Saciedade, sociedade

Ainda chocado pelos acontecimentos de ontem na Escola Municipal Tasso da Silveira*, produzi o diálogo a seguir, uma peça de ficção na qual busco respostas para o ato brutal de que todos fomos vítimas:

- Estamos neste momento em local ignorado com o Vassoura. Obviamente ele não é conhecido por esse nome e a sua identificação não será possível por razões óbvias. Vassoura, líder maior de uma das mais atuantes facções no Rio de Janeiro, notabilizou-se por sua violência e rigor...

- Nada disso, parceiro. Num samo facção e nem eu tô com essa bola toda.

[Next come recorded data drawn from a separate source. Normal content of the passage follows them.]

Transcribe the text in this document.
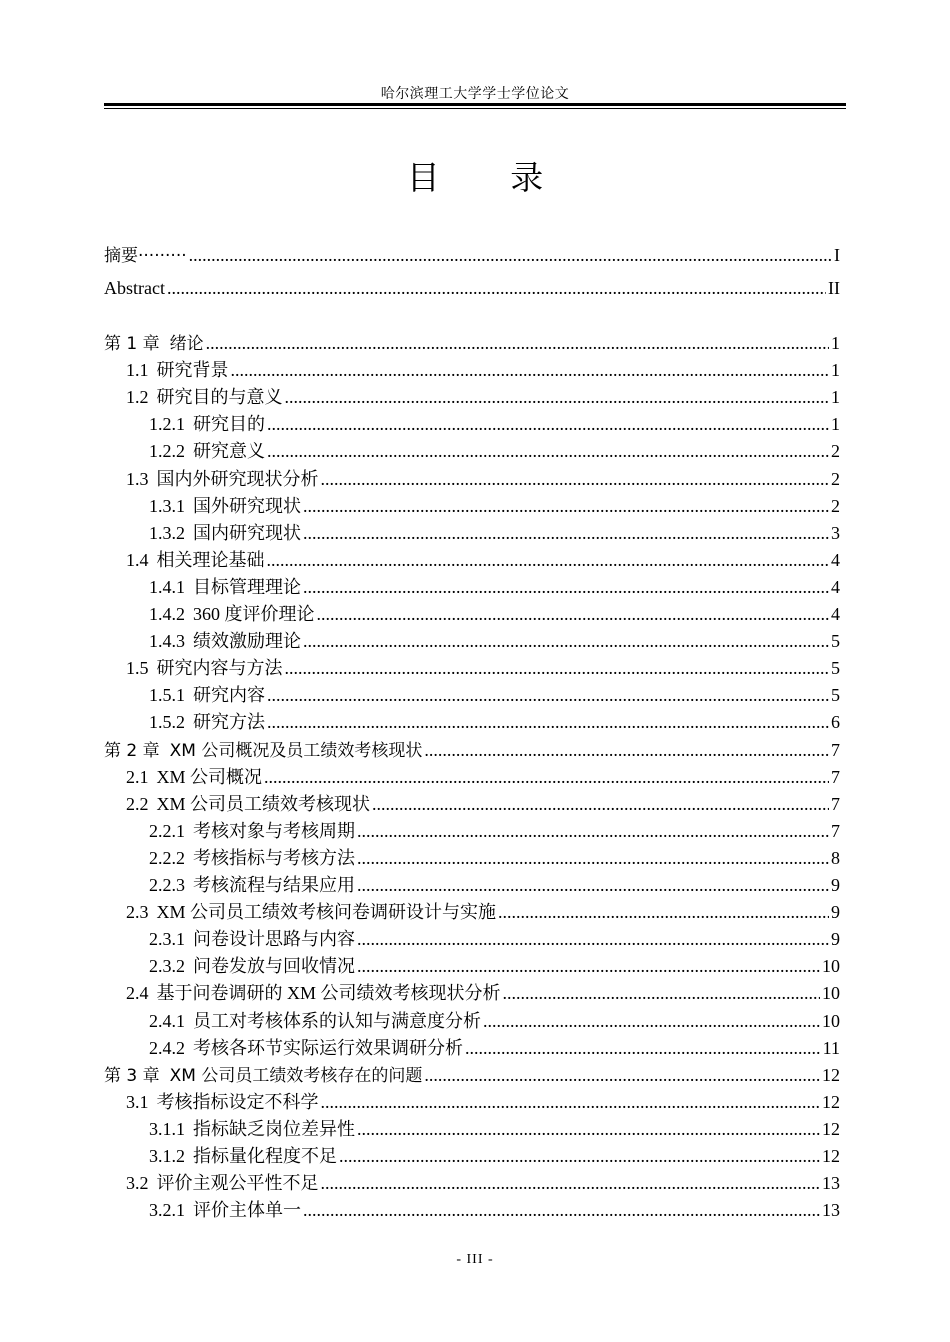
哈尔滨理工大学学士学位论文
目 录
摘要········· .....	I
Abstract .....	II
第 1 章 绪论 .....	1
1.1 研究背景 .....	1
1.2 研究目的与意义 .....	1
1.2.1 研究目的 .....	1
1.2.2 研究意义 .....	2
1.3 国内外研究现状分析 .....	2
1.3.1 国外研究现状 .....	2
1.3.2 国内研究现状 .....	3
1.4 相关理论基础 .....	4
1.4.1 目标管理理论 .....	4
1.4.2 360 度评价理论 .....	4
1.4.3 绩效激励理论 .....	5
1.5 研究内容与方法 .....	5
1.5.1 研究内容 .....	5
1.5.2 研究方法 .....	6
第 2 章 XM 公司概况及员工绩效考核现状 .....	7
2.1 XM 公司概况 .....	7
2.2 XM 公司员工绩效考核现状 .....	7
2.2.1 考核对象与考核周期 .....	7
2.2.2 考核指标与考核方法 .....	8
2.2.3 考核流程与结果应用 .....	9
2.3 XM 公司员工绩效考核问卷调研设计与实施 .....	9
2.3.1 问卷设计思路与内容 .....	9
2.3.2 问卷发放与回收情况 .....	10
2.4 基于问卷调研的 XM 公司绩效考核现状分析 .....	10
2.4.1 员工对考核体系的认知与满意度分析 .....	10
2.4.2 考核各环节实际运行效果调研分析 .....	11
第 3 章 XM 公司员工绩效考核存在的问题 .....	12
3.1 考核指标设定不科学 .....	12
3.1.1 指标缺乏岗位差异性 .....	12
3.1.2 指标量化程度不足 .....	12
3.2 评价主观公平性不足 .....	13
3.2.1 评价主体单一 .....	13
- III -
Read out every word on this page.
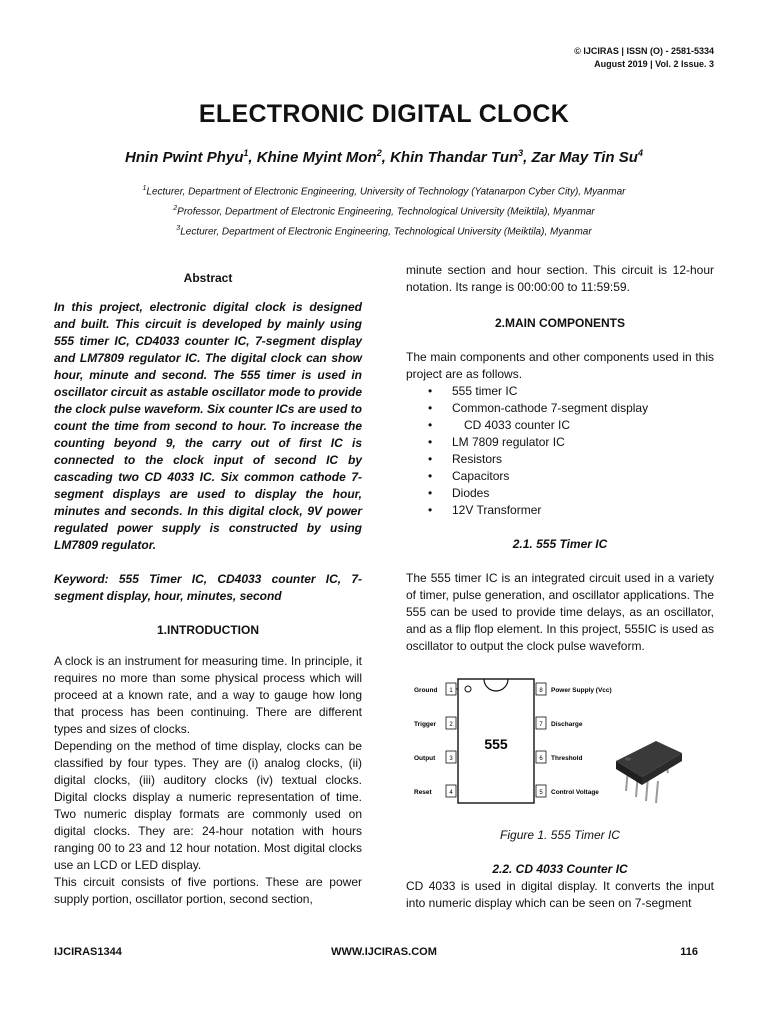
© IJCIRAS | ISSN (O) - 2581-5334
August 2019 | Vol. 2 Issue. 3
ELECTRONIC DIGITAL CLOCK
Hnin Pwint Phyu$^1$, Khine Myint Mon$^2$, Khin Thandar Tun$^3$, Zar May Tin Su$^4$
$^1$Lecturer, Department of Electronic Engineering, University of Technology (Yatanarpon Cyber City), Myanmar
$^2$Professor, Department of Electronic Engineering, Technological University (Meiktila), Myanmar
$^3$Lecturer, Department of Electronic Engineering, Technological University (Meiktila), Myanmar

Abstract

In this project, electronic digital clock is designed and built. This circuit is developed by mainly using 555 timer IC, CD4033 counter IC, 7-segment display and LM7809 regulator IC. The digital clock can show hour, minute and second. The 555 timer is used in oscillator circuit as astable oscillator mode to provide the clock pulse waveform. Six counter ICs are used to count the time from second to hour. To increase the counting beyond 9, the carry out of first IC is connected to the clock input of second IC by cascading two CD 4033 IC. Six common cathode 7-segment displays are used to display the hour, minutes and seconds. In this digital clock, 9V power regulated power supply is constructed by using LM7809 regulator.

Keyword: 555 Timer IC, CD4033 counter IC, 7-segment display, hour, minutes, second

1.INTRODUCTION

A clock is an instrument for measuring time. In principle, it requires no more than some physical process which will proceed at a known rate, and a way to gauge how long that process has been continuing. There are different types and sizes of clocks.

Depending on the method of time display, clocks can be classified by four types. They are (i) analog clocks, (ii) digital clocks, (iii) auditory clocks (iv) textual clocks. Digital clocks display a numeric representation of time. Two numeric display formats are commonly used on digital clocks. They are: 24-hour notation with hours ranging 00 to 23 and 12 hour notation. Most digital clocks use an LCD or LED display.

This circuit consists of five portions. These are power supply portion, oscillator portion, second section,

minute section and hour section. This circuit is 12-hour notation. Its range is 00:00:00 to 11:59:59.

2.MAIN COMPONENTS

The main components and other components used in this project are as follows.

• 555 timer IC
• Common-cathode 7-segment display
• CD 4033 counter IC
• LM 7809 regulator IC
• Resistors
• Capacitors
• Diodes
• 12V Transformer

2.1. 555 Timer IC

The 555 timer IC is an integrated circuit used in a variety of timer, pulse generation, and oscillator applications. The 555 can be used to provide time delays, as an oscillator, and as a flip flop element. In this project, 555IC is used as oscillator to output the clock pulse waveform.

555
1
Ground
2
Trigger
3
Output
4
Reset
8 Power Supply (Vcc)
7 Discharge
6 Threshold
5 Control Voltage

Figure 1. 555 Timer IC

2.2. CD 4033 Counter IC

CD 4033 is used in digital display. It converts the input into numeric display which can be seen on 7-segment

IJCIRAS1344	WWW.IJCIRAS.COM	116
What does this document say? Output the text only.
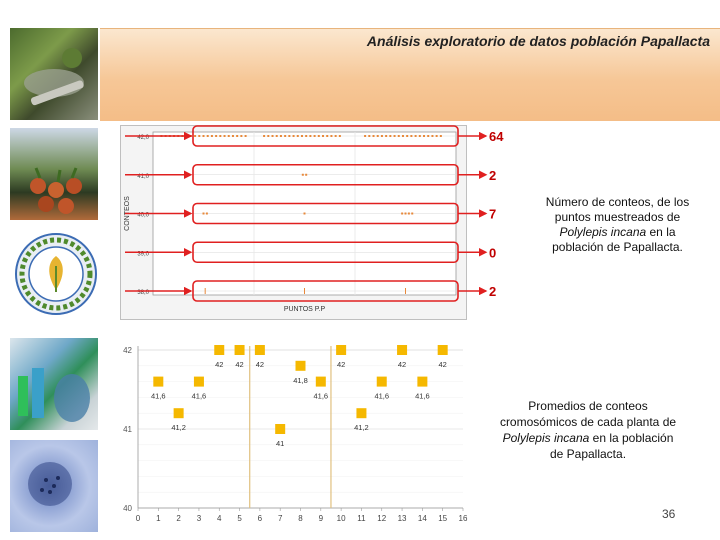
Análisis exploratorio de datos población Papallacta
42,0
41,0
40,0
39,0
38,0
CONTEOS
PUNTOS P.P
64
2
7
0
2
40
41
42
0 1 2 3 4 5 6 7 8 9 10 11 12 13 14 15 16
41,6
41,2
41,6
42 42 42
41
41,8
41,6
42
41,2
41,6
42
41,6
42
Número de conteos, de los puntos muestreados de Polylepis incana en la población de Papallacta.
Promedios de conteos cromosómicos de cada planta de Polylepis incana en la población de Papallacta.
36
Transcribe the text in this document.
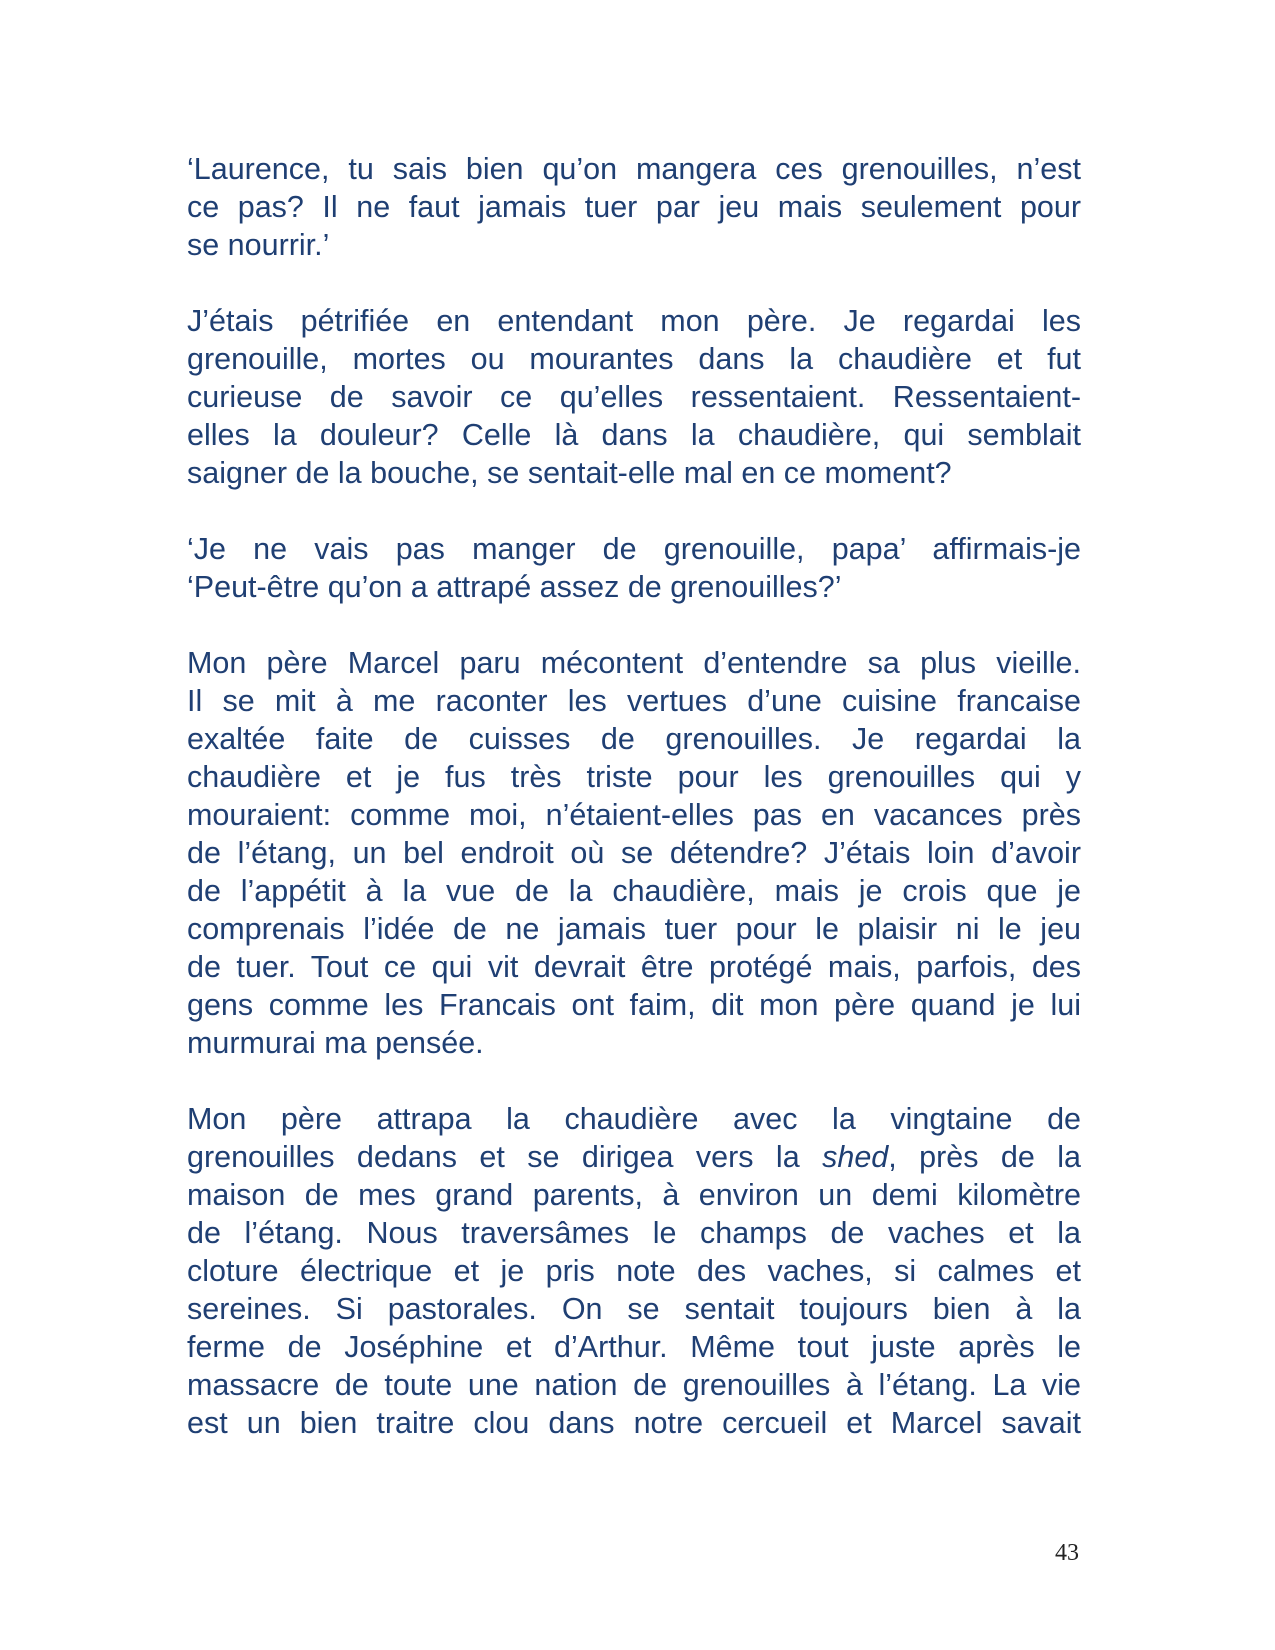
‘Laurence, tu sais bien qu’on mangera ces grenouilles, n’est
ce pas? Il ne faut jamais tuer par jeu mais seulement pour
se nourrir.’

J’étais pétrifiée en entendant mon père. Je regardai les
grenouille, mortes ou mourantes dans la chaudière et fut
curieuse de savoir ce qu’elles ressentaient. Ressentaient-
elles la douleur? Celle là dans la chaudière, qui semblait
saigner de la bouche, se sentait-elle mal en ce moment?

‘Je ne vais pas manger de grenouille, papa’ affirmais-je
‘Peut-être qu’on a attrapé assez de grenouilles?’

Mon père Marcel paru mécontent d’entendre sa plus vieille.
Il se mit à me raconter les vertues d’une cuisine francaise
exaltée faite de cuisses de grenouilles. Je regardai la
chaudière et je fus très triste pour les grenouilles qui y
mouraient: comme moi, n’étaient-elles pas en vacances près
de l’étang, un bel endroit où se détendre? J’étais loin d’avoir
de l’appétit à la vue de la chaudière, mais je crois que je
comprenais l’idée de ne jamais tuer pour le plaisir ni le jeu
de tuer. Tout ce qui vit devrait être protégé mais, parfois, des
gens comme les Francais ont faim, dit mon père quand je lui
murmurai ma pensée.

Mon père attrapa la chaudière avec la vingtaine de
grenouilles dedans et se dirigea vers la shed, près de la
maison de mes grand parents, à environ un demi kilomètre
de l’étang. Nous traversâmes le champs de vaches et la
cloture électrique et je pris note des vaches, si calmes et
sereines. Si pastorales. On se sentait toujours bien à la
ferme de Joséphine et d’Arthur. Même tout juste après le
massacre de toute une nation de grenouilles à l’étang. La vie
est un bien traitre clou dans notre cercueil et Marcel savait

43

- E então, Vassoura, o que você tem a dizer dessa monstruosidade que aconteceu ontem em Realengo?

- Tô fora nesse tipo de assunto. Ninguém aqui faz isso. Nem chapado, pó ou outro bagulho. Se fizer, a gente passa o cerol rapidinho, tá ligado?

- Nunca houve coisa assim no Rio ou no Brasil, Vassoura.

- Muita covardia com as criança. Ainda bem que o malandro já era. Legal. Tá quietinho agora.

- O autor dos disparos tinha intimidade com as armas. Tinha até carregador...

- Todo brinquedo de fogo faz estrago. Mesmo os mais leve.

- Tinha também muita munição. Como você acha que ele conseguiu isso?

- É uma pergunta praquilo que tu chama de sociedade. Ou será saciedade?

- Você costuma ler, Vassoura?

- As veis uma prima minha deixa a revista Caros Amigo por aqui. Ela diz que é muito boa.

- Voltando à questão da munição: onde você acha que ele conseguiu? Será que comprou?

- Num vende em loja, tá ligado?

- Será que foi algum policial, alguém de farda? Ou o contrabando?

- Tu né bobo, não, hein parceiro?

- Ou será que foi alguém do tráfico?

- Aí, posso garantir que ninguém conhece o maluco na área. Nem os irmão, nem os alemão!

- Qual foi a opinião dos seus amigos?

- Ninguém entendeu nada. A gente só trabalha no necessário, tá ligado? Teve parceiro que ficou boladão. Aí, tem gente aqui cum filho na escola.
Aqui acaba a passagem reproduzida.